C’è tuttavia un punto debole: la sua biodisponibilità, ovvero la quantità di principio attivo che raggiunge il circolo.
Questo parametro è importante perché, se una molecola non riesce a raggiungere le concentrazioni e i distretti dove deve esercitare la sua azione, non funziona o è poco efficace.
La biodisponibilità orale della berberina è piuttosto scarsa, in quanto viene eliminata troppo rapidamente dal nostro corpo principalmente per colpa della glicoproteina P, che ne limita l’assorbimento intestinale.
La glicoproteina P è una proteina trasportatrice situata sulle membrane delle cellule dove svolge una funzione barriera.
Essa protegge organi e apparati, come il sistema nervoso centrale, le gonadi, l’intestino e il fegato, perché regola il passaggio di sostanze estranee e tossiche.
Favorisce l’espulsione dalle cellule di quei prodotti identificati come dannosi per l’organismo o semplicemente sconosciute, che in questo modo non si riescono ad accumulare.
Tra le sostanze xenobiotiche (estranee al nostro organismo) anche principi attivi vegetali e chimici, utili per migliorare le funzionalità del corpo stesso.
Per fortuna le sostanze presenti in natura sono tantissime e pronte a “collaborare” tra loro!
Infatti, la contemporanea presenza di altre molecole, che si trovano in piante ed alimenti, ci permette di superare questo ostacolo.
In particolare la sinergia con la Curcuma si rivela una coppia vincente.
La curcumina che contiene inibisce la glicoproteina P, migliorando così l’assorbimento della berberina.
L’associazione con la Curcuma è molto interessante perché questa radice è anche un ottimo antiossidante ed antinfiammatorio.
Originaria dell’Asia, anche la Curcuma trova impiego in medicina Ayurvedica come depurativo, in caso di artriti, per favorire la digestione e la funzionalità epatica.
Questa spezia giallo-arancio è speciale, perché:
- Migliora le secrezione biliare e l’eliminazione dei grassi a livello del fegato.
- Favorisce la concentrazione di glutatione, importante antiossidante e detossinante, e l’attività di alcuni enzimi epatici.
- Limita la produzione di sostanze infiammatorie. Attività molto apprezzata in caso di artriti, gastriti e iperacidità.
- È antiossidante, protegge dallo stress ossidativo cellule, neuroni e anche i nostri vasi sanguigni. Essa ci protegge così dai danni cardiovascolari, contrastando la perossidazione del colesterolo LDL.

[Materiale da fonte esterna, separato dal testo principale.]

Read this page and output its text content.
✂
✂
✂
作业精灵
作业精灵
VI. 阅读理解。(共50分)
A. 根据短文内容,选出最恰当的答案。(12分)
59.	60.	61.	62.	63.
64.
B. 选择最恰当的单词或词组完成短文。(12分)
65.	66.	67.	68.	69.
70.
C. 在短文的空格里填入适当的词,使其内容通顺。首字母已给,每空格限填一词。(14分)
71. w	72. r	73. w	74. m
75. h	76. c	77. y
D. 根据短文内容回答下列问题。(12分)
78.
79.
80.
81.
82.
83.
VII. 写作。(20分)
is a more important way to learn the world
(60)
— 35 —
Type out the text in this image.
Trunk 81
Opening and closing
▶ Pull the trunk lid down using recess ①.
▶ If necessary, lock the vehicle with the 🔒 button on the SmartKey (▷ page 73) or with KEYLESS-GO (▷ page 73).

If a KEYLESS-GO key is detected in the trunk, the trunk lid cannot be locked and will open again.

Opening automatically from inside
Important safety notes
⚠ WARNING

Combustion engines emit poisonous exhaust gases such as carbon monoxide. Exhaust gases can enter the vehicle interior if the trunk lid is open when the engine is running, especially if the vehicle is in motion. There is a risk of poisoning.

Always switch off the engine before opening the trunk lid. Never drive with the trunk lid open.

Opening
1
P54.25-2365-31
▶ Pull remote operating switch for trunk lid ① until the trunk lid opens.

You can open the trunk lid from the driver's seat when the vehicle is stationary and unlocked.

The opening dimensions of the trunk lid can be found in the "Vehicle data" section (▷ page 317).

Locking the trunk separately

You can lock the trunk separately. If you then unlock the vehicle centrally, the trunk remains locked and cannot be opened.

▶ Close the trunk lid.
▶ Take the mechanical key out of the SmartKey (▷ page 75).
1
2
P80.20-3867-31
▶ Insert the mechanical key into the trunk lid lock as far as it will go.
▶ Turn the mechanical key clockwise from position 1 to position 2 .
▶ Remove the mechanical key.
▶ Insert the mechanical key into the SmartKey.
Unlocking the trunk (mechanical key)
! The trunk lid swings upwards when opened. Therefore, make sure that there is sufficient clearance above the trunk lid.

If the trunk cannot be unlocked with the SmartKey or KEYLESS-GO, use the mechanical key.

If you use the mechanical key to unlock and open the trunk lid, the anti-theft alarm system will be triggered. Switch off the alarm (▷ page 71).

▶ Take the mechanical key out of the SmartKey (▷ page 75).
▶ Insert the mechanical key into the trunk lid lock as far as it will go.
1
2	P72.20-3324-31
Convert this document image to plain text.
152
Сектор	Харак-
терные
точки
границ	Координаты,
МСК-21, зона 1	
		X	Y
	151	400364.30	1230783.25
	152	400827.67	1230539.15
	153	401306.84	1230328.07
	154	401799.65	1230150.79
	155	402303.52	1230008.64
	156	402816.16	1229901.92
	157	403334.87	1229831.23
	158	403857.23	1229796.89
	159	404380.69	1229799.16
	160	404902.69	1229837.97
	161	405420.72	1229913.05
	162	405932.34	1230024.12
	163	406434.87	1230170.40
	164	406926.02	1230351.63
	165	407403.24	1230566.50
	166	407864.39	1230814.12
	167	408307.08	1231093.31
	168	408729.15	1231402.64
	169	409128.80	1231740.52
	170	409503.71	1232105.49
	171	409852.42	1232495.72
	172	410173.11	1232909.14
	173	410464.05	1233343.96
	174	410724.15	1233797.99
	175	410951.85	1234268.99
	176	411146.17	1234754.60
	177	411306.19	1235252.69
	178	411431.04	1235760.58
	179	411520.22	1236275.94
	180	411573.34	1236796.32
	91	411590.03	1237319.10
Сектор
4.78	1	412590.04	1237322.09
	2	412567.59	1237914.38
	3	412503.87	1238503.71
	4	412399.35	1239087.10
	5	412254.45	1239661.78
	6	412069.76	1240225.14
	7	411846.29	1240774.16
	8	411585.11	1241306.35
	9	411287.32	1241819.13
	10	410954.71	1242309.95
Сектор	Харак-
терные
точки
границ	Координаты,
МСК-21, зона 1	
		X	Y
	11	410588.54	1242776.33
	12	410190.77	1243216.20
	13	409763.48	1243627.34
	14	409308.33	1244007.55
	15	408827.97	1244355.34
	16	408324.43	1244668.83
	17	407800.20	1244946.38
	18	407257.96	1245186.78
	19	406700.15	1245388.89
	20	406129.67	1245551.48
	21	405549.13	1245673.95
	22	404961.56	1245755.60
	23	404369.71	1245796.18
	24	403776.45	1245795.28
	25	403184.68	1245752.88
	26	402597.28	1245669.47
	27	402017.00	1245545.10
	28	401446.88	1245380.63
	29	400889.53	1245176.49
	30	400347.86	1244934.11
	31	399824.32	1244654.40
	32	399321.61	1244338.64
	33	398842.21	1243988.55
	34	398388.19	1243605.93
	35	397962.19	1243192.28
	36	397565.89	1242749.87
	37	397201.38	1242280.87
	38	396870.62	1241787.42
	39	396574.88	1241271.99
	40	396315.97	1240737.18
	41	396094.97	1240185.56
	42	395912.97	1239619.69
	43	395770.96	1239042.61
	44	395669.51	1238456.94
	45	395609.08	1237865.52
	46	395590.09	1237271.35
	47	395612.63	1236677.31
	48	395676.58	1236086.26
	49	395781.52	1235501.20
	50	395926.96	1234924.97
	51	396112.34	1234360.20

- Migliora la sensibilità all’insulina e riduce la glicemia avendo azione benefica in caso di diabete.
Curcuma longa e Berberis aristata quindi, quando sono assieme e nelle giuste quantità, completano e potenziano le azioni che esercitano nel nostro corpo.
Assieme aiutano a migliorare la funzionalità epatica, a limitare i processi infiammatori ed ossidanti che avvengono nel nostro organismo e, soprattutto, a controllare i livelli plasmatici di zucchero e colesterolo.
Tutto ciò risulta molto utile nella prevenzione di quelle patologie che stanno diventando sempre più diffuse nei paesi occidentali come il diabete, l’ipercolesterolemia e la sindrome metabolica.